I’ve found, too, that teachers sometimes develop a martyr complex. They’re so used to working so hard and sacrificing so much for their job that they start to see those things—hard work, sacrifice—as inherently good, as noble no matter what outcomes they are in service of. This is why it’s so easy for politicians or principals to take advantage of teachers, and why teachers end up reading all morning to their sleeping class. They start to think that their suffering is a precondition of student success.

But relinquishing perceived authority can be scary! Believe me, I know. By spending as much time as possible at the front of the room speaking authoritatively to your silent students, it feels like you are reducing the chances the class will slip into chaos. By jamming as many facts into your students’ heads as you can, it feels like you’re accelerating their learning. But these are illusions. This learning is not real. Like a mirage in the desert, the closer you approach it, the more completely it will vanish.

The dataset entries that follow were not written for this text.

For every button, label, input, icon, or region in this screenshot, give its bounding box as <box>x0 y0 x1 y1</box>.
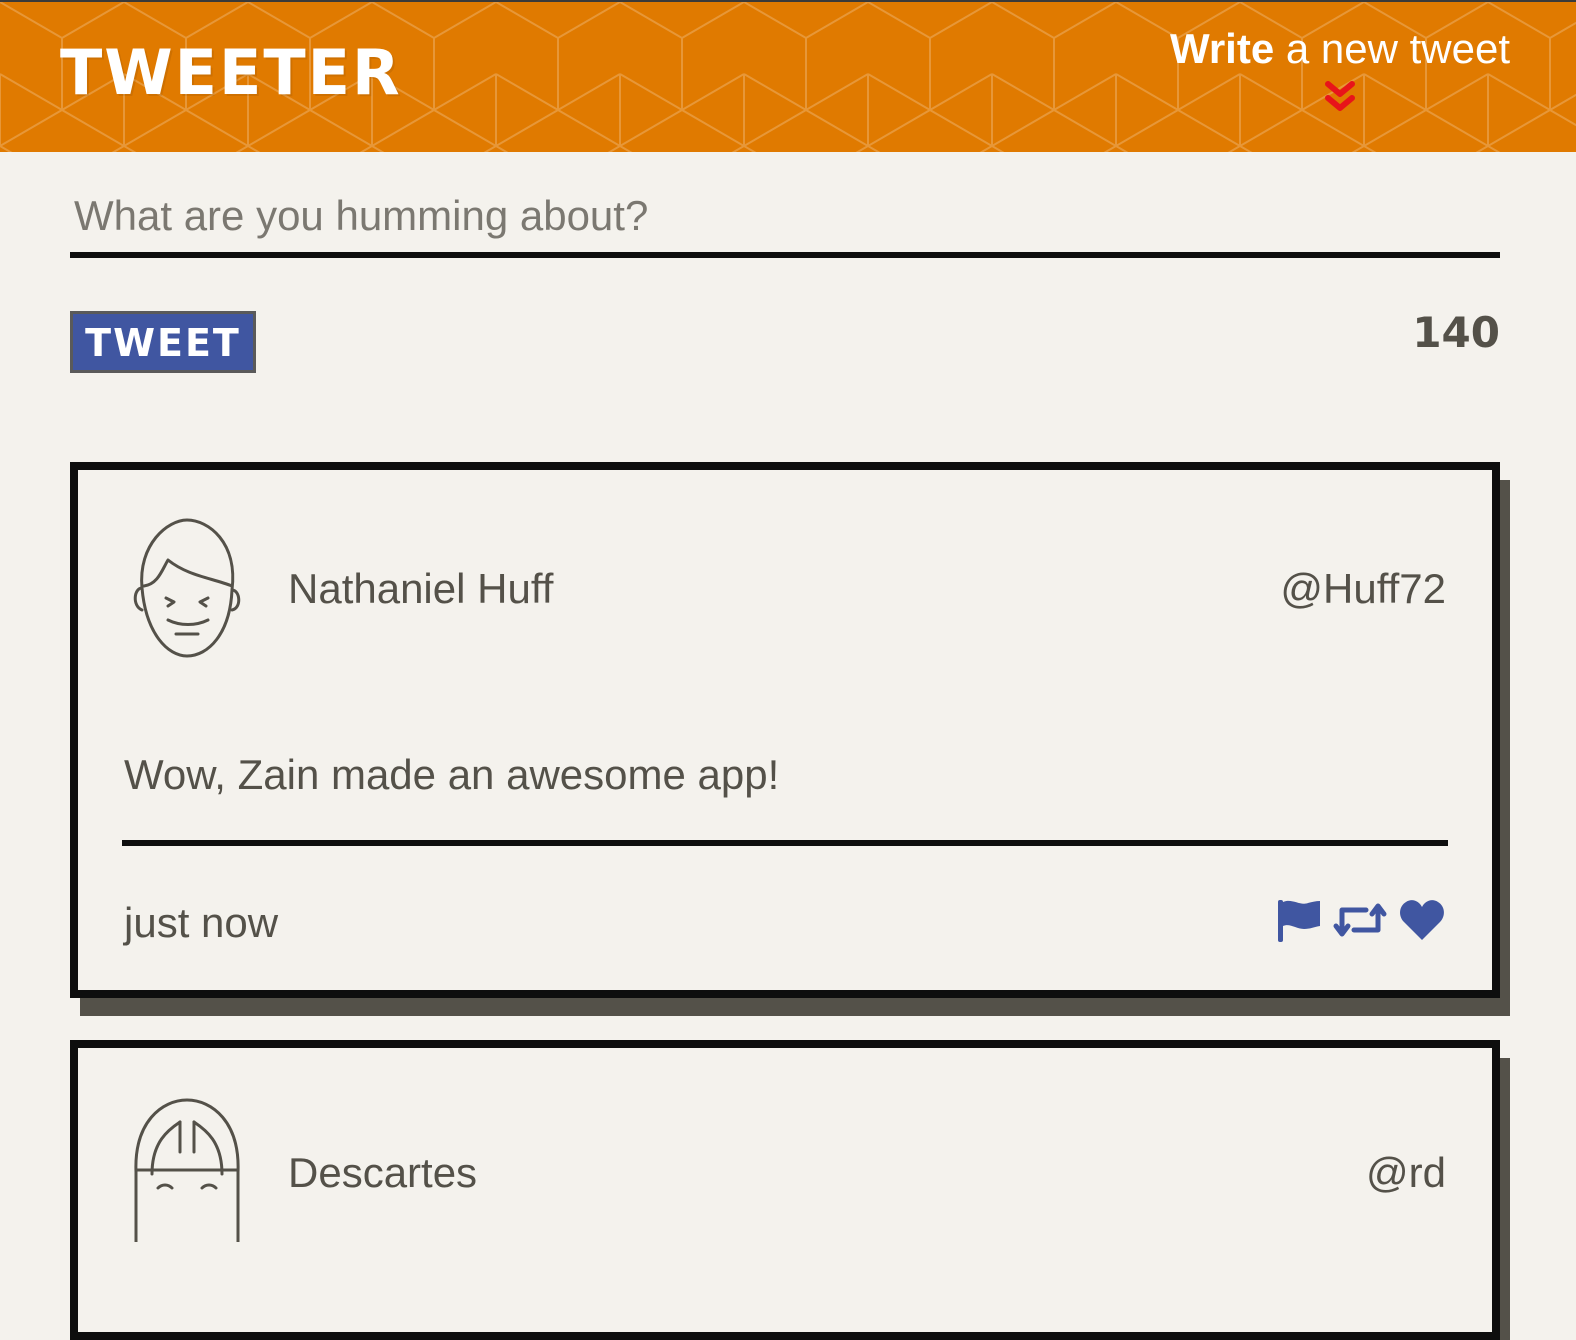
retweet-icon[interactable] <box>1332 896 1388 944</box>
user-display-name: Descartes <box>288 1149 478 1196</box>
tweet-divider <box>122 840 1448 846</box>
tweet-card: Nathaniel Huff @Huff72 Wow, Zain made an… <box>70 462 1500 998</box>
user-handle[interactable]: @rd <box>1366 1152 1446 1194</box>
top-nav: TWEETER Write a new tweet <box>0 0 1576 152</box>
tweet-card: Descartes @rd <box>70 1040 1500 1340</box>
character-counter: 140 <box>1412 308 1500 357</box>
tweet-text-input[interactable] <box>70 184 1500 258</box>
double-chevron-down-icon[interactable] <box>1324 80 1356 116</box>
write-label: Write <box>1169 25 1275 72</box>
tweet-content: Wow, Zain made an awesome app! <box>124 751 780 798</box>
tweet-composer <box>70 184 1500 258</box>
write-new-tweet-toggle[interactable]: Write a new tweet <box>1170 28 1510 116</box>
user-handle[interactable]: @Huff72 <box>1280 568 1446 610</box>
tweet-submit-button[interactable]: TWEET <box>70 311 256 373</box>
male-face-avatar <box>133 518 241 658</box>
tweet-timestamp: just now <box>124 899 279 946</box>
flag-icon[interactable] <box>1274 896 1322 944</box>
app-logo-title[interactable]: TWEETER <box>60 42 402 104</box>
user-display-name: Nathaniel Huff <box>288 565 554 612</box>
new-tweet-label: a new tweet <box>1274 25 1510 72</box>
heart-icon[interactable] <box>1398 896 1446 944</box>
bob-hair-avatar <box>134 1098 240 1242</box>
tweet-actions <box>1274 896 1446 944</box>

To really do any good in your room, you have to see your students as active subjects of their own education, not passive objects. With this change will come discomfort—discomfort with the possibility that class on any individual day won’t go perfectly. You have to learn to actually…trust your students!

Okay, what does that look like?

Just take literacy for example: I’m really not down with having every student in your class read the same book. Just think of all the problems that arise from that plan: some kids will be bored by the subject, some will find it too difficult, others too easy. Some will inevitably fall fifty pages behind the class and immediately just give up. Some will, for whatever reason, absolutely despise Catcher in the Rye and resent you for subjecting them to it—some might even conclude it’s all books they hate, rather than just this particular one.

And even beyond all that, does this have anything in common with reading outside of school? A person handing you a book, telling you to read thirty pages, and then quizzing you on the characters? Hell no.

So what instead? Let the students choose what book they want to read. Let them read about stuff they actually care about, whether that’s golden retrievers or Kobe Bryant. Let them read books at their reading level, whether that’s college level or third grade. Teach them how to gather information from a book based on its cover, the blurbs, the summary on the back, word of mouth, the first ten pages. If they find they hate it, let them pick a new one. In short, teach them how to find books for themselves, to create an identity as a reader. Believe me, this will serve them long after they’ve left your class.

We also do this horrible thing where we teach kids to read when they’re six and then never again for the rest of their lives. Some people literally don’t know the strategies that great readers perform intuitively— how to monitor their own comprehension, when to reread a line or paragraph, how to use context clues and background knowledge, etc. This is why they hate to read, why despite their possibly best efforts they retain practically nothing on the page (it doesn’t help that standardized test prep reinforces the worst tendencies). Make these strategies the heart of your class, celebrate effort rather than knowing things, and watch how students who claim to hate reading start taking the book home with them to read on the El or before bed. Will it be a little uncomfortable at first, as every student opens a different book, including books you yourself have never read? Will it be impossible to quiz or test them all the time? Yes, and yes. Lean into it.

In short, create the conditions necessary for your students’ success. Stop trying to perform it yourself.

It might be daunting at first, but I promise any effort in this direction will be repaid one hundred times over.